First major relocation company signs up to the Living Wage

02 November 2015

Living Wage Service Provider Logo NovPremier Workplace Services has become the first major relocation company to sign up to the Living Wage movement.

We have already been paying the Living Wage on contracts delivered to KPMG, Parliamentary Estates Directorate and Metropolitan Police Service.  Last month, we took the next step and became a Recognised Living Wage Service Provider (LWSP) through the Living Wage Foundation.  As a London-based LWSP, Premier will be paying all core head office staff, the London Living Wage and submitting a Living Wage quote for all bids, encouraging clients to also pay the Living Wage for their moves and changes projects so we can extend the payment across as much of the workforce as possible.

Jerry Marks, Managing Director, says: “We are delighted to become the first major relocation company to sign up to the Living Wage.  We are committed to recognising the role all our staff play in the success of our business and wish to encourage our clients of this value also.  We hope that by joining the Living Wage movement as a Service Provider, we can not only improve the lives of our staff but also promote the importance of the Living Wage to those clients that aren’t currently signed up to the scheme.”

Caroline Reilly, Programme Manager, Living Wage Foundation says: “The benefits the Living Wage brings to staff and business are clear.

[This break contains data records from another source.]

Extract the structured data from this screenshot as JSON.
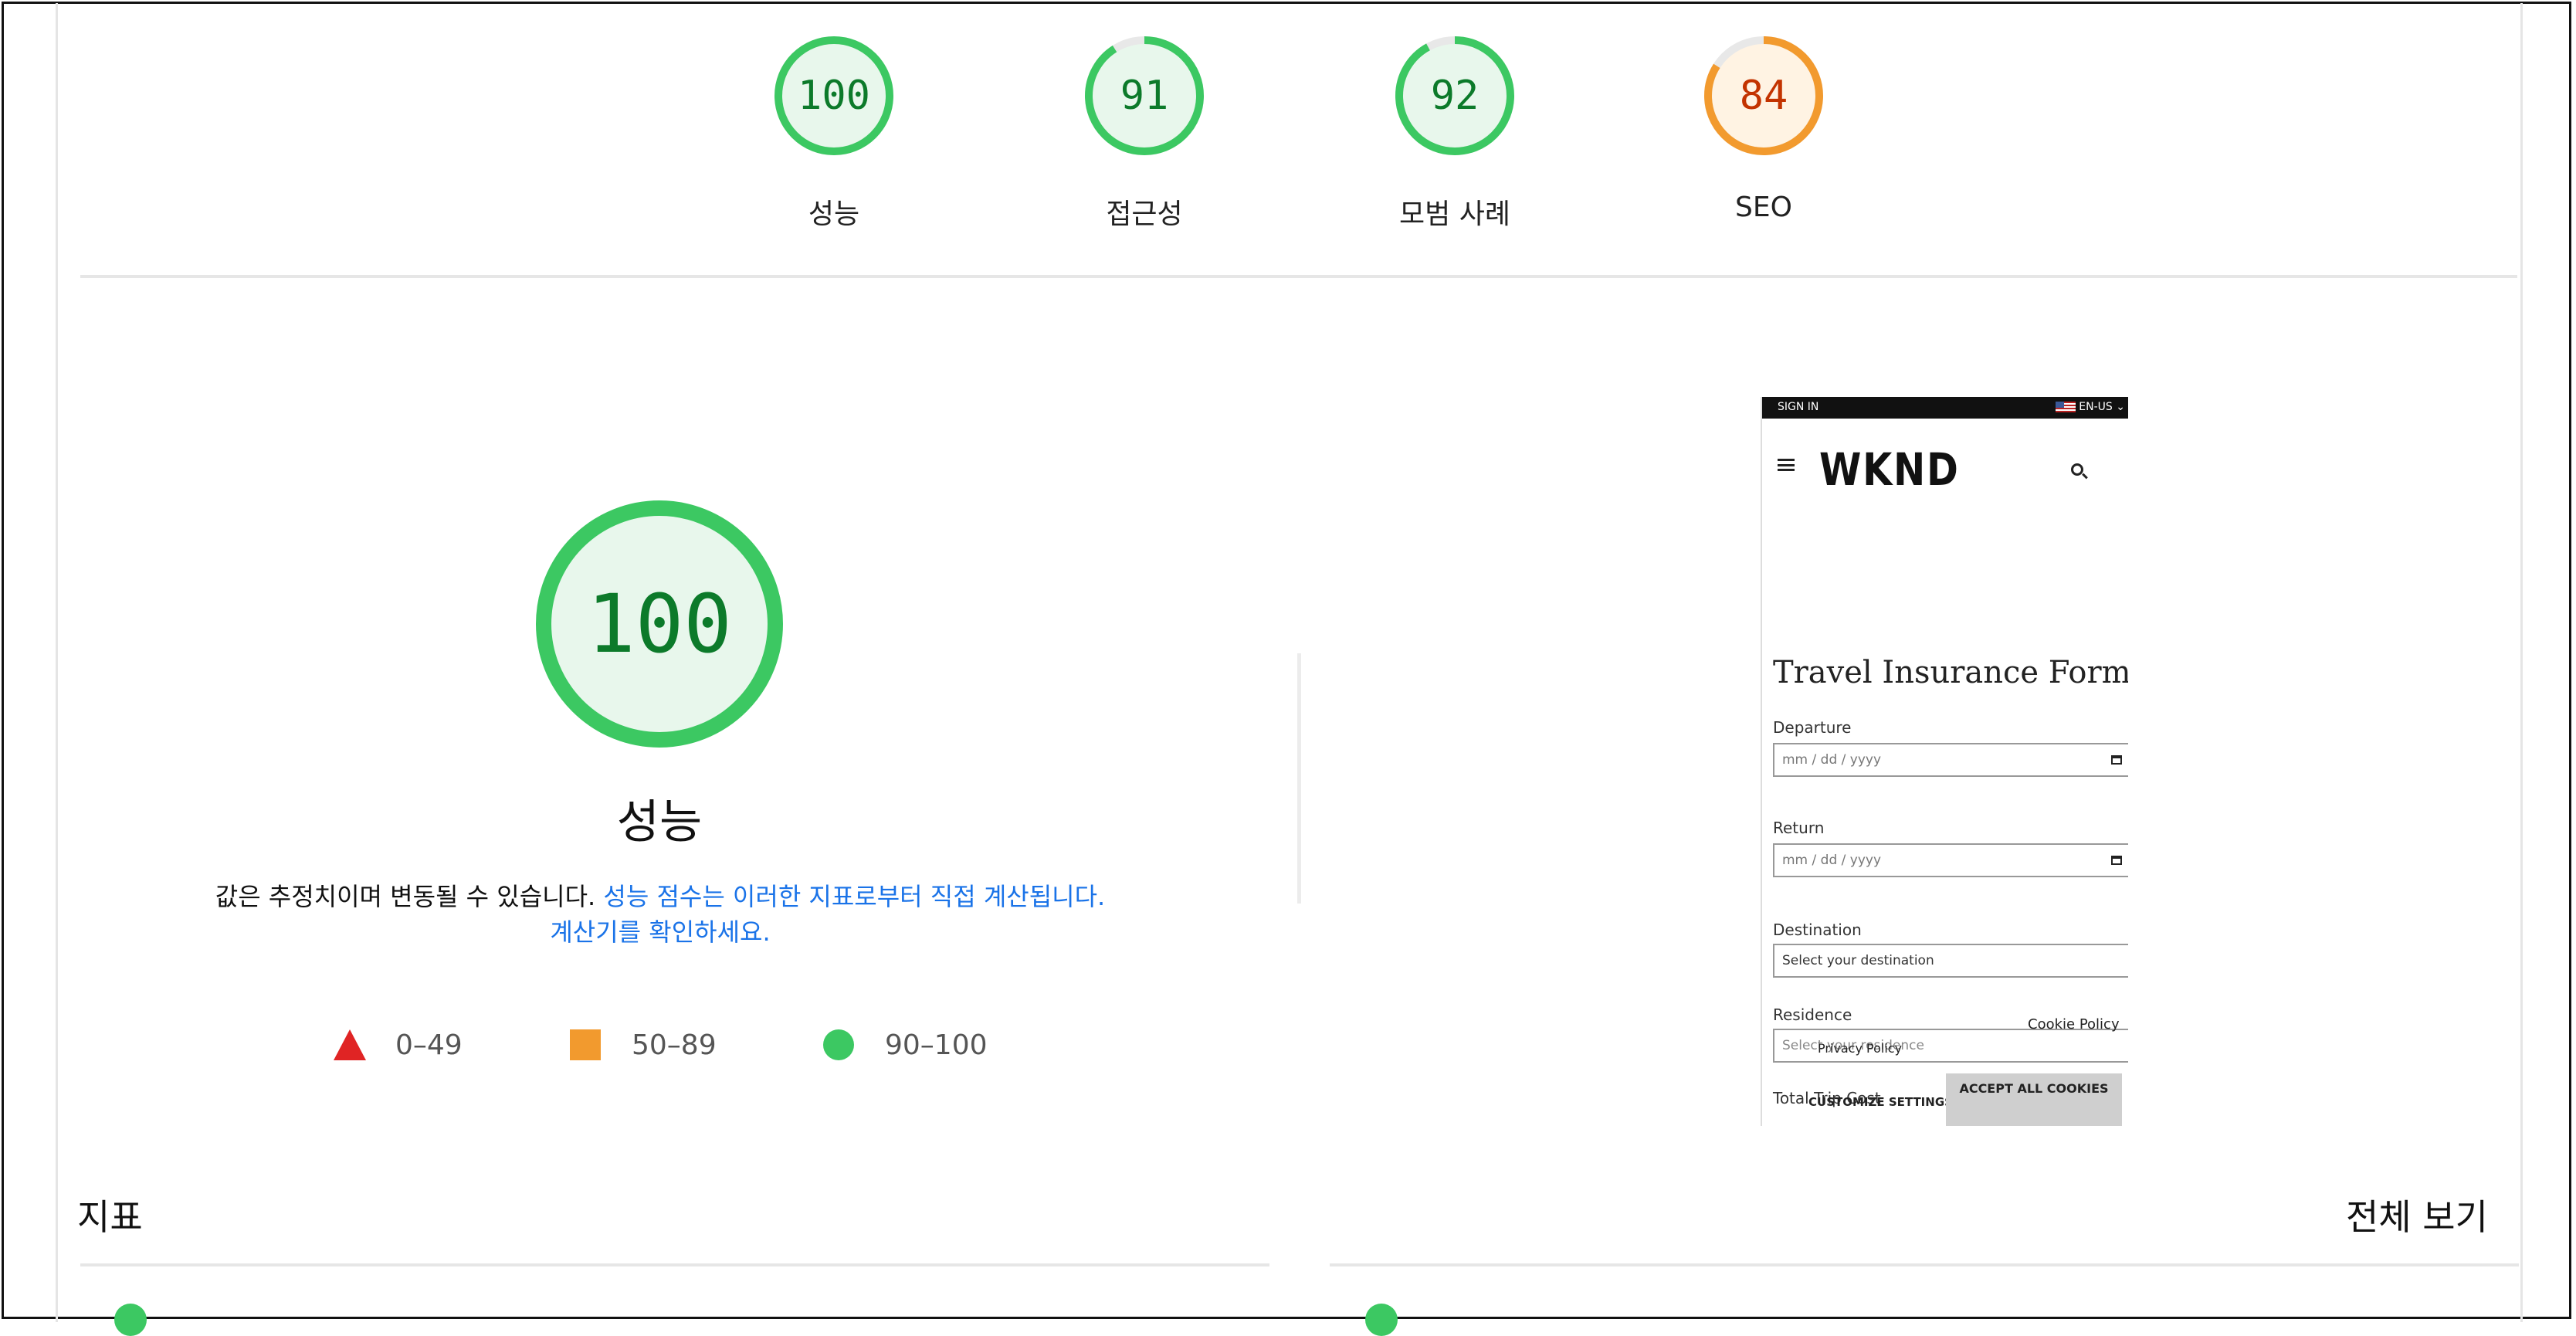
{
  "scores": [
    {
      "value": "100",
      "label": "성능",
      "percent": 100,
      "rating": "good"
    },
    {
      "value": "91",
      "label": "접근성",
      "percent": 91,
      "rating": "good"
    },
    {
      "value": "92",
      "label": "모범 사례",
      "percent": 92,
      "rating": "good"
    },
    {
      "value": "84",
      "label": "SEO",
      "percent": 84,
      "rating": "average"
    }
  ],
  "colors": {
    "good_ring": "#3cc862",
    "good_fill": "#e8f7ec",
    "good_text": "#0c7a2a",
    "avg_ring": "#f29a2e",
    "avg_fill": "#fff3e3",
    "avg_text": "#c33300",
    "poor": "#e02424",
    "link": "#1a73e8"
  },
  "performance": {
    "score": "100",
    "percent": 100,
    "title": "성능",
    "desc_plain": "값은 추정치이며 변동될 수 있습니다. ",
    "desc_link1": "성능 점수는 이러한 지표로부터 직접 계산됩니다.",
    "desc_link2": "계산기를 확인하세요."
  },
  "legend": [
    {
      "shape": "triangle",
      "range": "0–49"
    },
    {
      "shape": "square",
      "range": "50–89"
    },
    {
      "shape": "circle",
      "range": "90–100"
    }
  ],
  "metrics": {
    "title": "지표",
    "view_all": "전체 보기"
  },
  "screenshot": {
    "signin": "SIGN IN",
    "lang": "EN-US",
    "logo": "WKND",
    "form_title": "Travel Insurance Form",
    "departure_label": "Departure",
    "departure_placeholder": "mm / dd / yyyy",
    "return_label": "Return",
    "return_placeholder": "mm / dd / yyyy",
    "destination_label": "Destination",
    "destination_placeholder": "Select your destination",
    "residence_label": "Residence",
    "residence_placeholder": "Select your residence",
    "total_label": "Total Trip Cost",
    "cookie_policy": "Cookie Policy",
    "privacy_policy": "Privacy Policy",
    "customize": "CUSTOMIZE SETTINGS",
    "accept": "ACCEPT ALL COOKIES"
  }
}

Showing leadership and being a part of the solution to ensure London’s lowest paid people in Services are rewarded with enough to make ends meet, is greatly needed. I welcome the commitment made by Premier Workplace Services on this issue, it’s deserves huge recognition”.

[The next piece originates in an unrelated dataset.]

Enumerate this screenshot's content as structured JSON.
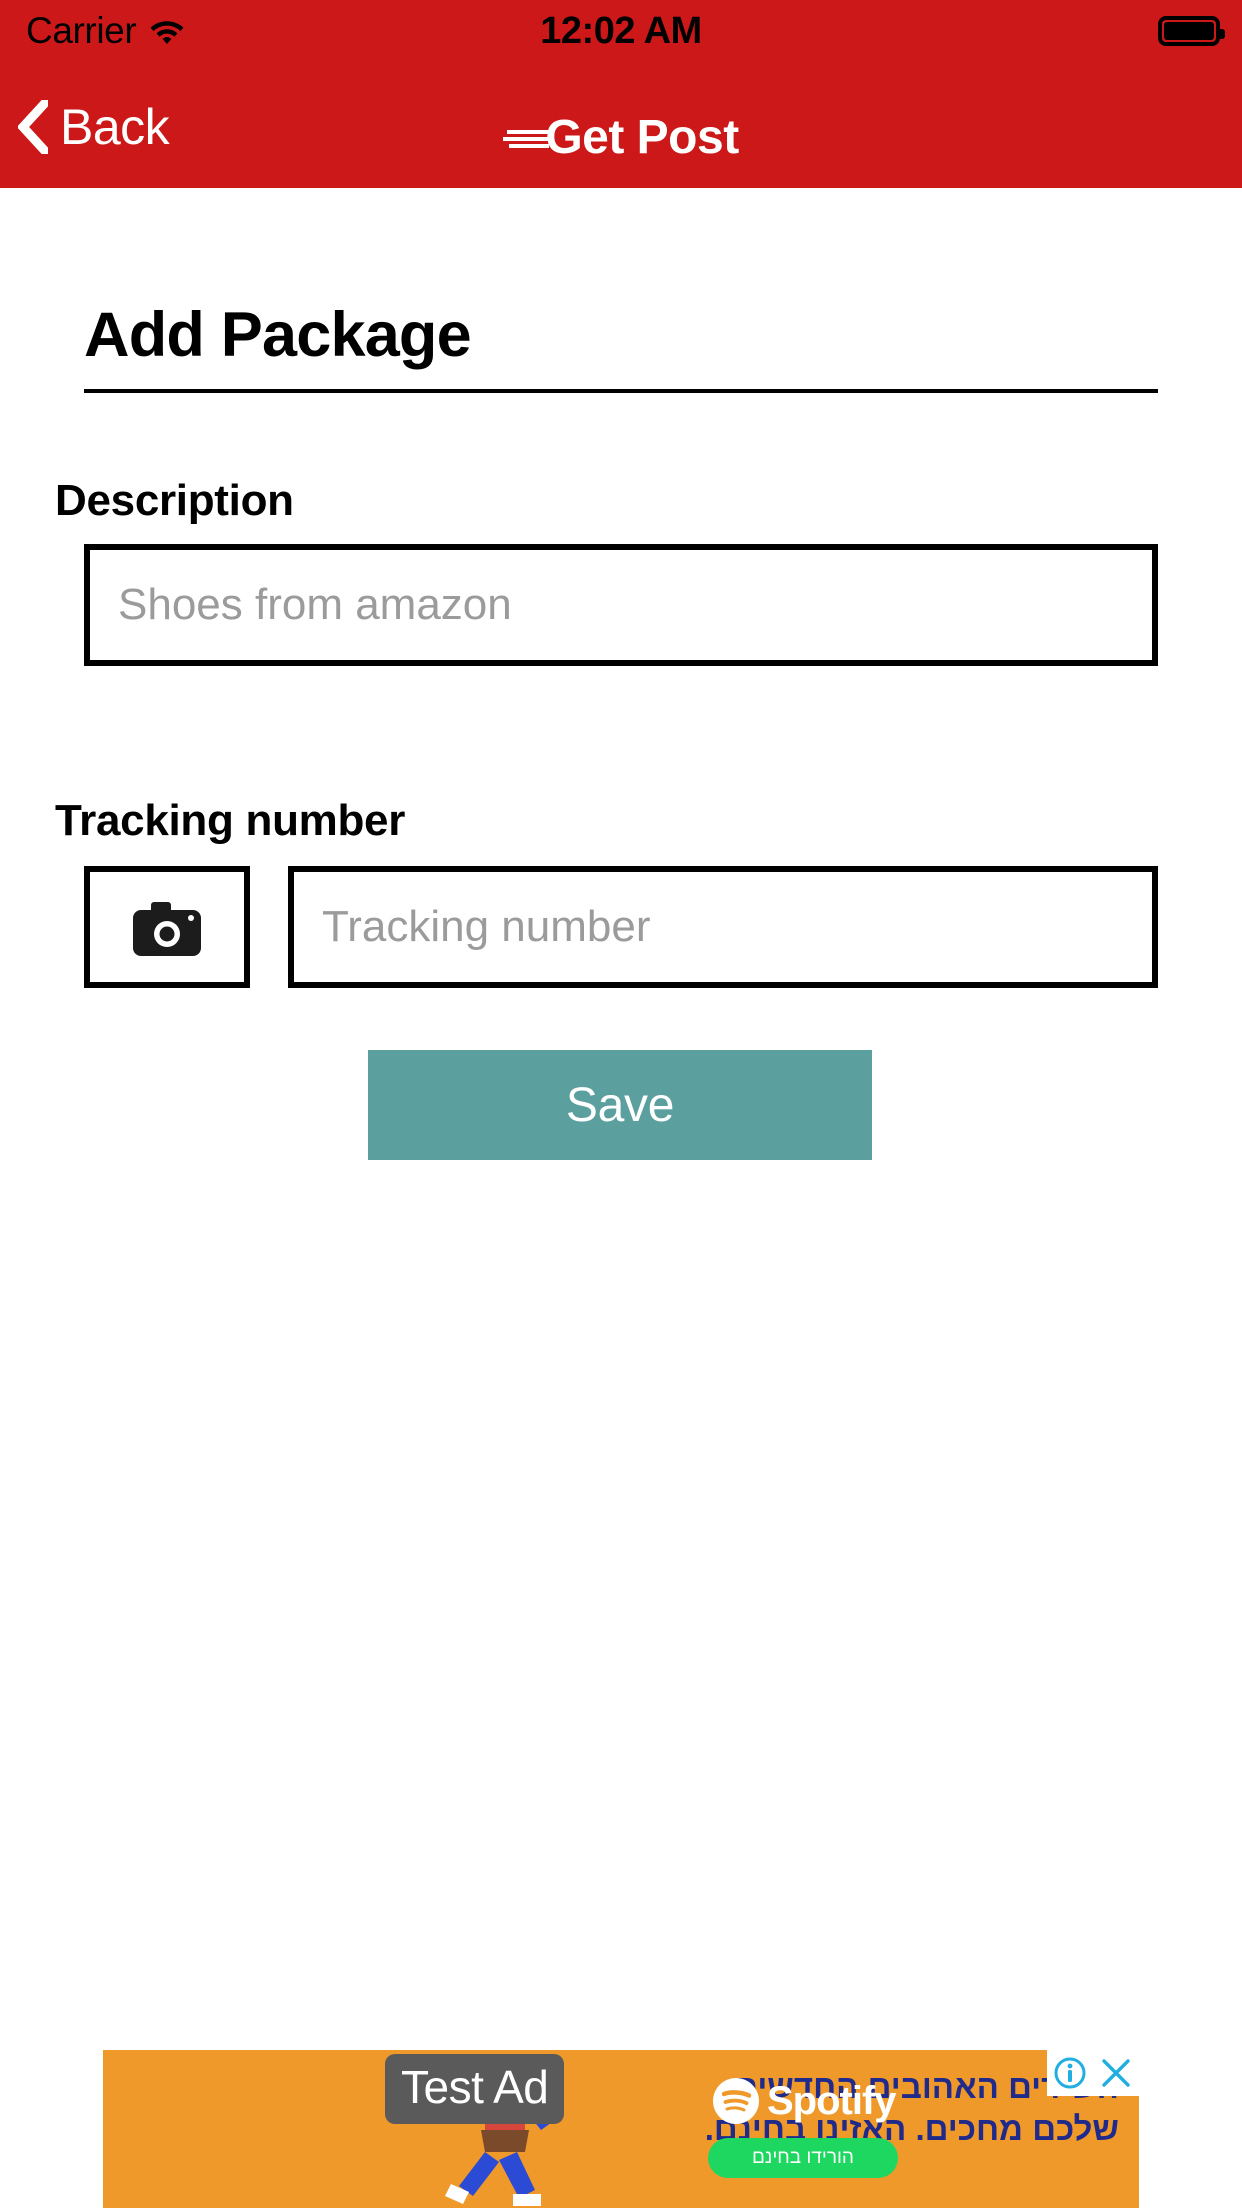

The Living Wage is an hourly rate calculated to cover the cost of living.  It is set independently and updated annually with the current rate at £9.15 per hour in London and £7.85 for the rest of the UK.  This voluntary Living Wage scheme run by the Living Wage Foundation differs from the government’s compulsory ‘national living wage’ to be introduced in April 2016 which is calculated on median earnings and is set to reach around £9 per hour in 2020.